Using a comma as you did with the first option on the other hand will end up producing a tuple which is the most basic kind of sequence in Python. So you wind up with a tuple consisting of two elements which are those two original strings in order.

Are you only supposed to use quotations in a variable when it is a word, and not when it is a number?

The quotations, " and ' are used when you specifically want to create a string. So for x to be an in integer type for example, use x = 3 whereas if you want the string type use x = "3".

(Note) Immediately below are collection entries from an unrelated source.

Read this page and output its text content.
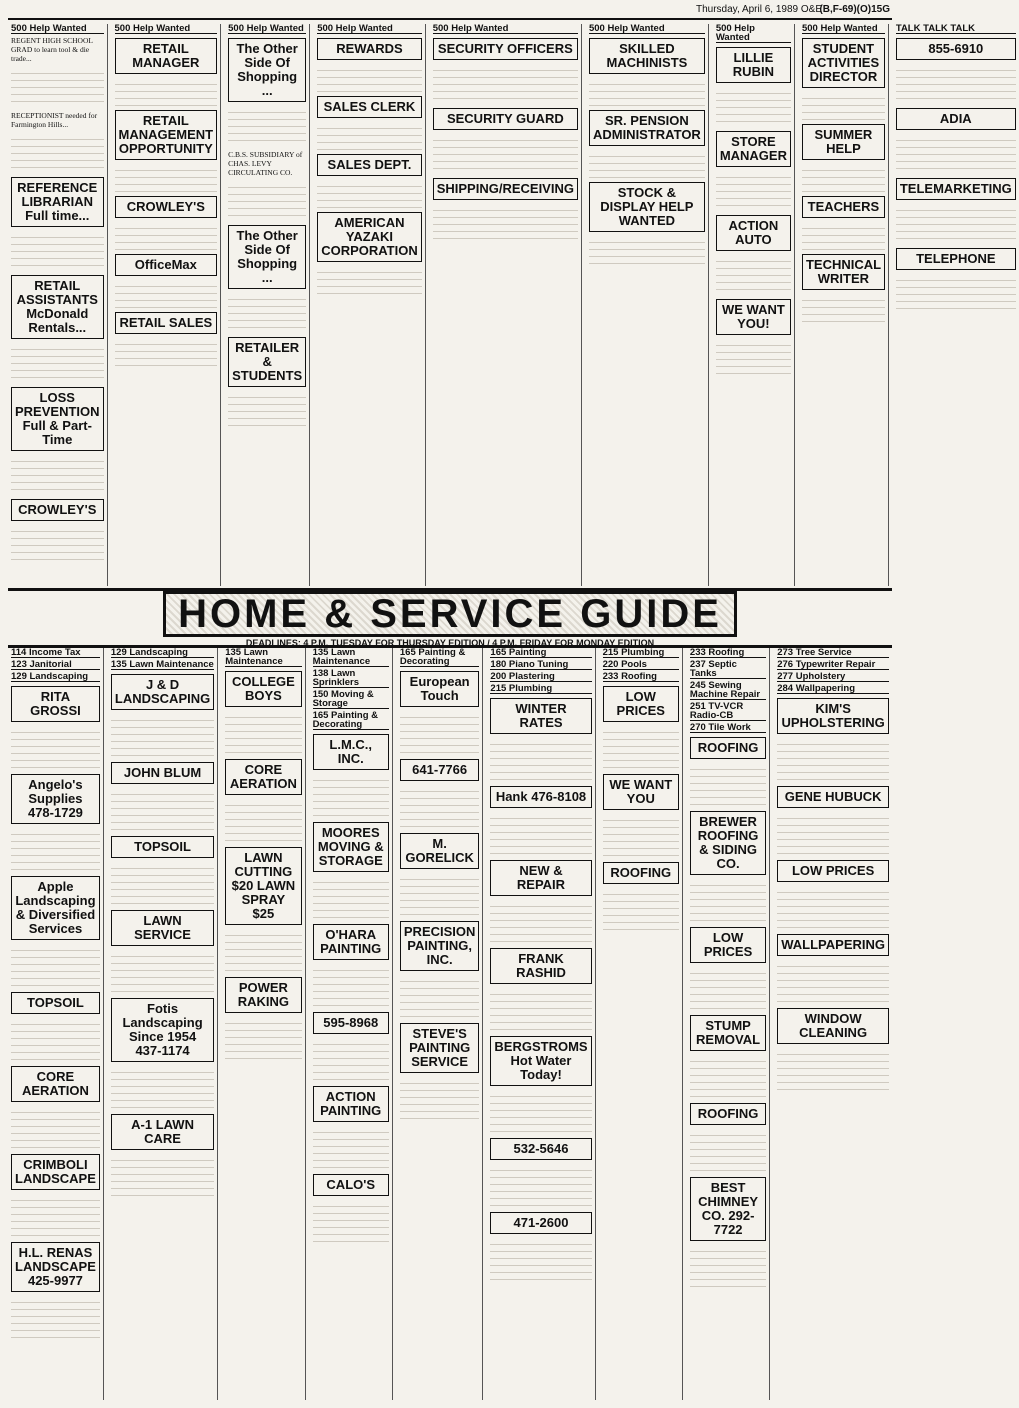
Thursday, April 6, 1989 O&E
(B,F-69)(O)15G
500 Help Wanted
REGENT HIGH SCHOOL GRAD to learn tool & die trade...
RECEPTIONIST needed for Farmington Hills...
REFERENCE LIBRARIAN Full time...
RETAIL ASSISTANTS McDonald Rentals...
LOSS PREVENTION Full & Part-Time
CROWLEY'S
500 Help Wanted
RETAIL MANAGER
RETAIL MANAGEMENT OPPORTUNITY
CROWLEY'S
OfficeMax
RETAIL SALES
500 Help Wanted
The Other Side Of Shopping ...
C.B.S. SUBSIDIARY of CHAS. LEVY CIRCULATING CO.
The Other Side Of Shopping ...
RETAILER & STUDENTS
500 Help Wanted
REWARDS
SALES CLERK
SALES DEPT.
AMERICAN YAZAKI CORPORATION
500 Help Wanted
SECURITY OFFICERS
SECURITY GUARD
SHIPPING/RECEIVING
500 Help Wanted
SKILLED MACHINISTS
SR. PENSION ADMINISTRATOR
STOCK & DISPLAY HELP WANTED
500 Help Wanted
LILLIE RUBIN
STORE MANAGER
ACTION AUTO
WE WANT YOU!
500 Help Wanted
STUDENT ACTIVITIES DIRECTOR
SUMMER HELP
TEACHERS
TECHNICAL WRITER
TALK TALK TALK
855-6910
ADIA
TELEMARKETING
TELEPHONE
HOME & SERVICE GUIDE
DEADLINES: 4 P.M. TUESDAY FOR THURSDAY EDITION / 4 P.M. FRIDAY FOR MONDAY EDITION
114 Income Tax
123 Janitorial
129 Landscaping
RITA GROSSI
Angelo's Supplies 478-1729
Apple Landscaping & Diversified Services
TOPSOIL
CORE AERATION
CRIMBOLI LANDSCAPE
H.L. RENAS LANDSCAPE 425-9977
129 Landscaping
135 Lawn Maintenance
J & D LANDSCAPING
JOHN BLUM
TOPSOIL
LAWN SERVICE
Fotis Landscaping Since 1954 437-1174
A-1 LAWN CARE
135 Lawn Maintenance
COLLEGE BOYS
CORE AERATION
LAWN CUTTING $20 LAWN SPRAY $25
POWER RAKING
135 Lawn Maintenance
138 Lawn Sprinklers
150 Moving & Storage
165 Painting & Decorating
L.M.C., INC.
MOORES MOVING & STORAGE
O'HARA PAINTING
595-8968
ACTION PAINTING
CALO'S
165 Painting & Decorating
European Touch
641-7766
M. GORELICK
PRECISION PAINTING, INC.
STEVE'S PAINTING SERVICE
165 Painting
180 Piano Tuning
200 Plastering
215 Plumbing
WINTER RATES
Hank 476-8108
NEW & REPAIR
FRANK RASHID
BERGSTROMS Hot Water Today!
532-5646
471-2600
215 Plumbing
220 Pools
233 Roofing
LOW PRICES
WE WANT YOU
ROOFING
233 Roofing
237 Septic Tanks
245 Sewing Machine Repair
251 TV-VCR Radio-CB
270 Tile Work
ROOFING
BREWER ROOFING & SIDING CO.
LOW PRICES
STUMP REMOVAL
ROOFING
BEST CHIMNEY CO. 292-7722
273 Tree Service
276 Typewriter Repair
277 Upholstery
284 Wallpapering
KIM'S UPHOLSTERING
GENE HUBUCK
LOW PRICES
WALLPAPERING
WINDOW CLEANING
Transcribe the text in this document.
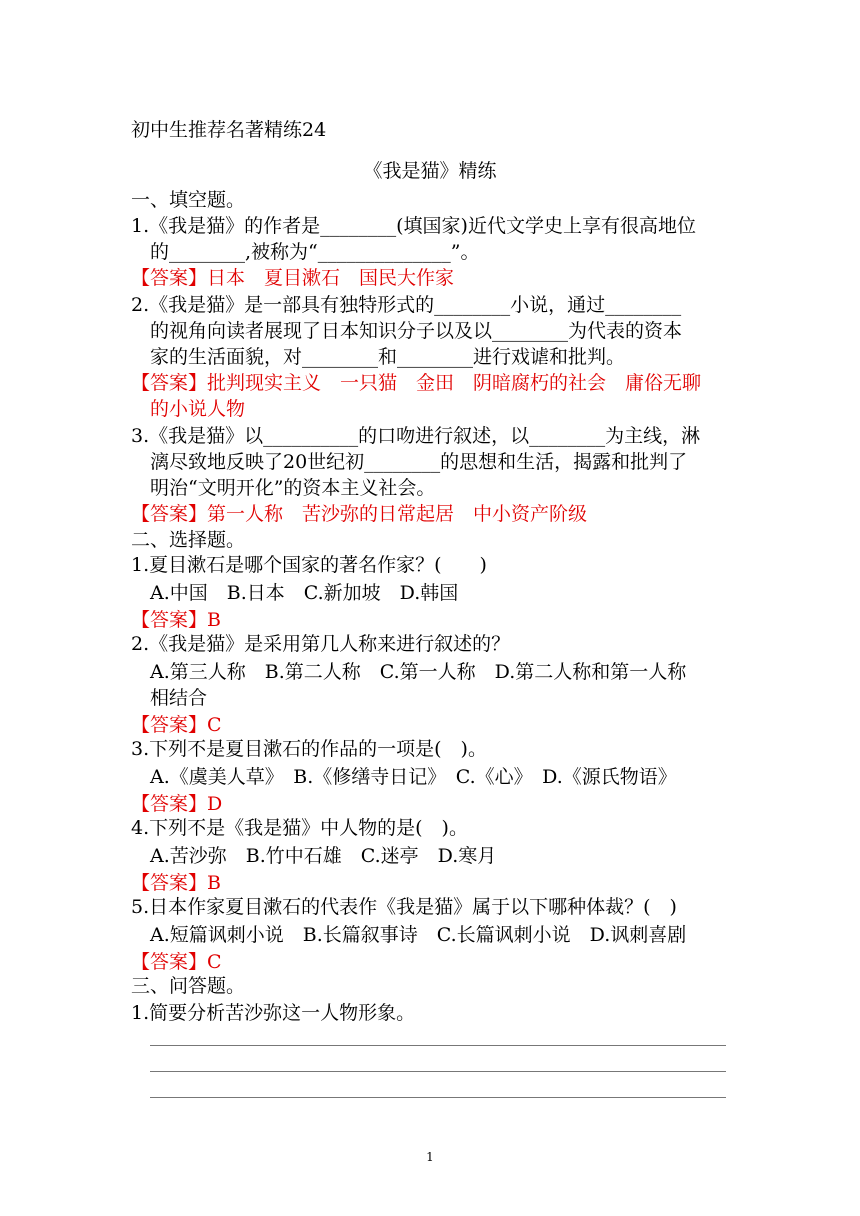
初中生推荐名著精练24
《我是猫》精练
一、填空题。
1.《我是猫》的作者是________(填国家)近代文学史上享有很高地位
的________,被称为“______________”。
【答案】日本　夏目漱石　国民大作家
2.《我是猫》是一部具有独特形式的________小说，通过________
的视角向读者展现了日本知识分子以及以________为代表的资本
家的生活面貌，对________和________进行戏谑和批判。
【答案】批判现实主义　一只猫　金田　阴暗腐朽的社会　庸俗无聊
的小说人物
3.《我是猫》以__________的口吻进行叙述，以________为主线，淋
漓尽致地反映了20世纪初________的思想和生活，揭露和批判了
明治“文明开化”的资本主义社会。
【答案】第一人称　苦沙弥的日常起居　中小资产阶级
二、选择题。
1.夏目漱石是哪个国家的著名作家？(　　)
A.中国　B.日本　C.新加坡　D.韩国
【答案】B
2.《我是猫》是采用第几人称来进行叙述的？
A.第三人称　B.第二人称　C.第一人称　D.第二人称和第一人称
相结合
【答案】C
3.下列不是夏目漱石的作品的一项是(　)。
A.《虞美人草》　B.《修缮寺日记》　C.《心》　D.《源氏物语》
【答案】D
4.下列不是《我是猫》中人物的是(　)。
A.苦沙弥　B.竹中石雄　C.迷亭　D.寒月
【答案】B
5.日本作家夏目漱石的代表作《我是猫》属于以下哪种体裁？(　)
A.短篇讽刺小说　B.长篇叙事诗　C.长篇讽刺小说　D.讽刺喜剧
【答案】C
三、问答题。
1.简要分析苦沙弥这一人物形象。
1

If you wanted some more background this seems like a decent introduction (but it may cover things you haven’t yet in your lessons)-

Or from the actual Python docs (more complete but more technical)-
https://docs.python.org/3/library/stdtypes.html

Hey I’m not exactly sure how to pass this because to me it’s not exactly clear what I need to do? Offers no solution either so I’ve just assumed that I need to concatenate all the variables into one string.

Its asking:

Assign values to each using your knowledge of division and concatenation!

Which I have done like so:

my_age = 25

half_my_age = my_age / 2

greeting = “Hi there, I’m”

name = “Zacc”

greeting_with_name = greeting + " " + name

print(greeting_with_name + " and I am " + str(my_age) + " years old!")

the only thing I haven’t added is half_my_age but I don’t see how it’s really relevant to a greeting and even though it prints the outcome I get a “EOL while scanning string literal (” error near the Run button but it looks like everything is formatted correctly, any tips? Feel like I must be glossing over something really obvious here but I don’t see it.

Thanks

nevermind! I’ve realised I can’t just put my_age = 25, since turned that to the sum my_age 5**2 and I passed fine!

Hi,
I tried string concatenation as follows and got wired results:

greeting = “Hello”

name = “Shriya”

greeting_with_name = greeting, ’ ', name

print(greeting_with_name)

Results:

(‘Hello’, ’ ', ‘Shriya’)

But when I used ‘+’ instead of comma, the results were as expected. Can you please explain what I did wring?